5 de julio de 2005

Diluvio de sequías

No es por ahondar más en el asunto del extraño formato de telediarios que nos regalan hoy día diariamente (ver telediario, rest in peace), ni por poner en duda más de lo dicho lo dicho por los medios (de mitad) medios mediáticos (ver titulares y suplentes de prensa), pero es que si soy franco por sincero, que no por cenicero de cenizas humanas y y dictadas, si soy como digo completamente sincero, debo reconocerte que, desde éste mi cristal del mundo, me parece a mí que este año ha llovido chispa más o menos como otros anteriores. Que yo recuerde, llover, ha llovido. Y bastante. No bastantes días, pero sí bastante cantidad cada vez que llovía. Me ha costado llegar a reconocer este hecho, que admito por otro lado, puede ser una percepción de la realidad completamente equivocada, claro.

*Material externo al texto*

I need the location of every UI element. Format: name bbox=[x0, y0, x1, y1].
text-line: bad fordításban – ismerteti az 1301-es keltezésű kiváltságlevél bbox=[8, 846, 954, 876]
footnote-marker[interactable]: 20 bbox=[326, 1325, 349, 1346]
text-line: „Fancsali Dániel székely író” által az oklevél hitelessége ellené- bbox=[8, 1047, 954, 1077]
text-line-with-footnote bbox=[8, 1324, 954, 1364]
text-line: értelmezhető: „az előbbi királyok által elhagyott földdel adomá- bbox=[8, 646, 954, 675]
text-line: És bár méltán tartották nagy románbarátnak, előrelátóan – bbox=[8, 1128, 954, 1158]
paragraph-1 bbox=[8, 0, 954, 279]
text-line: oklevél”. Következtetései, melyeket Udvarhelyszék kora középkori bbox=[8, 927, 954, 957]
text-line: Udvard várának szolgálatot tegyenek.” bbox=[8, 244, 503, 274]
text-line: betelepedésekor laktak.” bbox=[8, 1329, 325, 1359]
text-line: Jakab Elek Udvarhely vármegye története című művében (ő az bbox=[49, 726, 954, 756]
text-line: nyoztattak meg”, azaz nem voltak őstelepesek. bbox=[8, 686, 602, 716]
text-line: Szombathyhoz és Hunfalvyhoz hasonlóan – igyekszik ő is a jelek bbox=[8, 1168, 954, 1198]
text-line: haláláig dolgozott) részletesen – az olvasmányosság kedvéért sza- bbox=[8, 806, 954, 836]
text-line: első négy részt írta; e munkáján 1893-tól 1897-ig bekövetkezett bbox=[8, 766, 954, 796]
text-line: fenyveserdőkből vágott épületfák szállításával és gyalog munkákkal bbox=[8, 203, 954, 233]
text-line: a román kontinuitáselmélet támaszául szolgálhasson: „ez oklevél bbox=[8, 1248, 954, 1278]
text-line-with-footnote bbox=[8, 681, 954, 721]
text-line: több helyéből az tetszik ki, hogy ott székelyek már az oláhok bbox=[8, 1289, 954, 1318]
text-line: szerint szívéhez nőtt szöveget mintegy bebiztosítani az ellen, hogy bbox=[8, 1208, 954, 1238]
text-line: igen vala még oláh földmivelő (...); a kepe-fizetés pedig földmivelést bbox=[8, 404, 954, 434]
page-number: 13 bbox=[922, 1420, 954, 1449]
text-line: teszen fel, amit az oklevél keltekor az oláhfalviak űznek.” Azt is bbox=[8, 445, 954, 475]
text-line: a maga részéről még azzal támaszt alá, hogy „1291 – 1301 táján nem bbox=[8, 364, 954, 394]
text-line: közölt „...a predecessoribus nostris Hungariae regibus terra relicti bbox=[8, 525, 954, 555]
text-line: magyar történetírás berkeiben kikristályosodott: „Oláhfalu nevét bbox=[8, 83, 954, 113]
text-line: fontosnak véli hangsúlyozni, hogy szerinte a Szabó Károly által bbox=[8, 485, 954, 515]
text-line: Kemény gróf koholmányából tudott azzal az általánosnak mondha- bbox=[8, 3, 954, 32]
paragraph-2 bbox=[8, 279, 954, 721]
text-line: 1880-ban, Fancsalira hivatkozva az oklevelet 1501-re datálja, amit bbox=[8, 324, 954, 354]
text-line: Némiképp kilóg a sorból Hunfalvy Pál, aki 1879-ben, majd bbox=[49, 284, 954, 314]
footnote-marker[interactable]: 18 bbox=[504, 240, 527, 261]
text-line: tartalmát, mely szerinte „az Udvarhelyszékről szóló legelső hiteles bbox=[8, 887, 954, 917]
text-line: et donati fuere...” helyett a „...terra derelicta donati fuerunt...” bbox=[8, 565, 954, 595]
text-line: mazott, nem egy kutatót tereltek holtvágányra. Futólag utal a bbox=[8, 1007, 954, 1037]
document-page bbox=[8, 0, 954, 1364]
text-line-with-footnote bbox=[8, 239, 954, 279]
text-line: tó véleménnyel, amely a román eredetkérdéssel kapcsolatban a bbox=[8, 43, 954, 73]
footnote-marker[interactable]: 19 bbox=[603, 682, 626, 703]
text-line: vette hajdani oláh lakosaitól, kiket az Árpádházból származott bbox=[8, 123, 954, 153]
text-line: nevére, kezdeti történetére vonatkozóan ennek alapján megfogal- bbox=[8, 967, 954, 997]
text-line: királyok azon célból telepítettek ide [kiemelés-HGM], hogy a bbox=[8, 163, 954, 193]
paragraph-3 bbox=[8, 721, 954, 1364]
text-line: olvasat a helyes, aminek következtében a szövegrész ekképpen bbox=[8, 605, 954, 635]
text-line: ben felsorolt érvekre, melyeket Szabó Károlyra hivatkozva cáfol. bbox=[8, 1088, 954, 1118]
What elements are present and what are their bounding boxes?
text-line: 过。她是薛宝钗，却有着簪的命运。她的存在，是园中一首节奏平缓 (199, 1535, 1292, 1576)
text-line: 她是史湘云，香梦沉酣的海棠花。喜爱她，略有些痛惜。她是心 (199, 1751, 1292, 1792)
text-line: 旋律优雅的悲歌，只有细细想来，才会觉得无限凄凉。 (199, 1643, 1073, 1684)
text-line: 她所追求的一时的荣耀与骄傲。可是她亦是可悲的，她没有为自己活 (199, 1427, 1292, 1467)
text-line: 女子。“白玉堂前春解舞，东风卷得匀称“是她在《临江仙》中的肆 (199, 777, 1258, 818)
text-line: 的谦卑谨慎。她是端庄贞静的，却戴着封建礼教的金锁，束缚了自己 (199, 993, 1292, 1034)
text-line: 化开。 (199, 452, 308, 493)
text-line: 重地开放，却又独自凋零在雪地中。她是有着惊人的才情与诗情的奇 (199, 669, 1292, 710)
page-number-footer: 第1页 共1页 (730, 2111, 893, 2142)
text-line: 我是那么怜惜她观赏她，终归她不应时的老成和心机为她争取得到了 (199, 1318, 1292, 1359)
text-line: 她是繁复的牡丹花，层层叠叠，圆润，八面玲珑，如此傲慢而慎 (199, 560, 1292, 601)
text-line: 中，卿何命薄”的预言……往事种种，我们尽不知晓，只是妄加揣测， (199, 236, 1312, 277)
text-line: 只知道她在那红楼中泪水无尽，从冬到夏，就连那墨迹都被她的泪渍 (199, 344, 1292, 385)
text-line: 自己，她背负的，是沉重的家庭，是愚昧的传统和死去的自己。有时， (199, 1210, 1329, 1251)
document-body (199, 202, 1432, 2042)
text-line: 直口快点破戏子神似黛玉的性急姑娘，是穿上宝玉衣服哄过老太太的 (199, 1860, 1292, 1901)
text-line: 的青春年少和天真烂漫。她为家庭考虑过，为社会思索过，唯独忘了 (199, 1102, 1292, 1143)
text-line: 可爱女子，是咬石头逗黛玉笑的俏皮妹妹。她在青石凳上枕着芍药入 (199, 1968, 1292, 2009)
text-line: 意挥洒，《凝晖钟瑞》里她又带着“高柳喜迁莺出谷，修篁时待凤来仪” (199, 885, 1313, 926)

Bueno, lo que quiero decir (y no me dejo a mí mismo, con lo tarde que es), es que no me parece tan grave el tema de la sequía en comparación con el INNEGABLE cambio climático que estamos viviendo desde hace unos 2 años del calendario Gregoriano. El cambio climático es una realidad no virtual, imparable e irreversible con las medidas pasivas que se toman en la actualidad. Para hacerlo retroceder (si es que es posible) necesitaríamos cambiar los hábitos energéticos y consumistas por completo, además de tomar iniciativas recuperadoras (no sólo estabilizadoras). Estos días (por estos meses, tantos como 24) vivimos un tiempo distinto. Eso es innegable.

Lo de la sequía... bueno, quizá esté yo equivocado, pero insisto en que mi visión es otra a la que nos ofrecen desde los medios. No se sorprendan, si todos los pasos están en el camino de la subida de precios del agua patos. De manera que no sea agua pa tós. Yo no sé ná.

4 comentarios:

Susana dijo...

Cambio climático o casualidad, pero a mi no me parece ni medio normal que en Gijón hayamos tenido treinta y bastantes grados en junio. ¿Y el frío que pasé en invierno? eso te aseguro, que tampoco fue normal.

Un beso Carlitos

Fernanblog dijo...

Yo creo, amigo Carlos, que el cristal de tu pluviómetro está empañado. Y me empeño en reconocer que ha llovido bien poco. Mejor dicho que ha llovido, mal, poco.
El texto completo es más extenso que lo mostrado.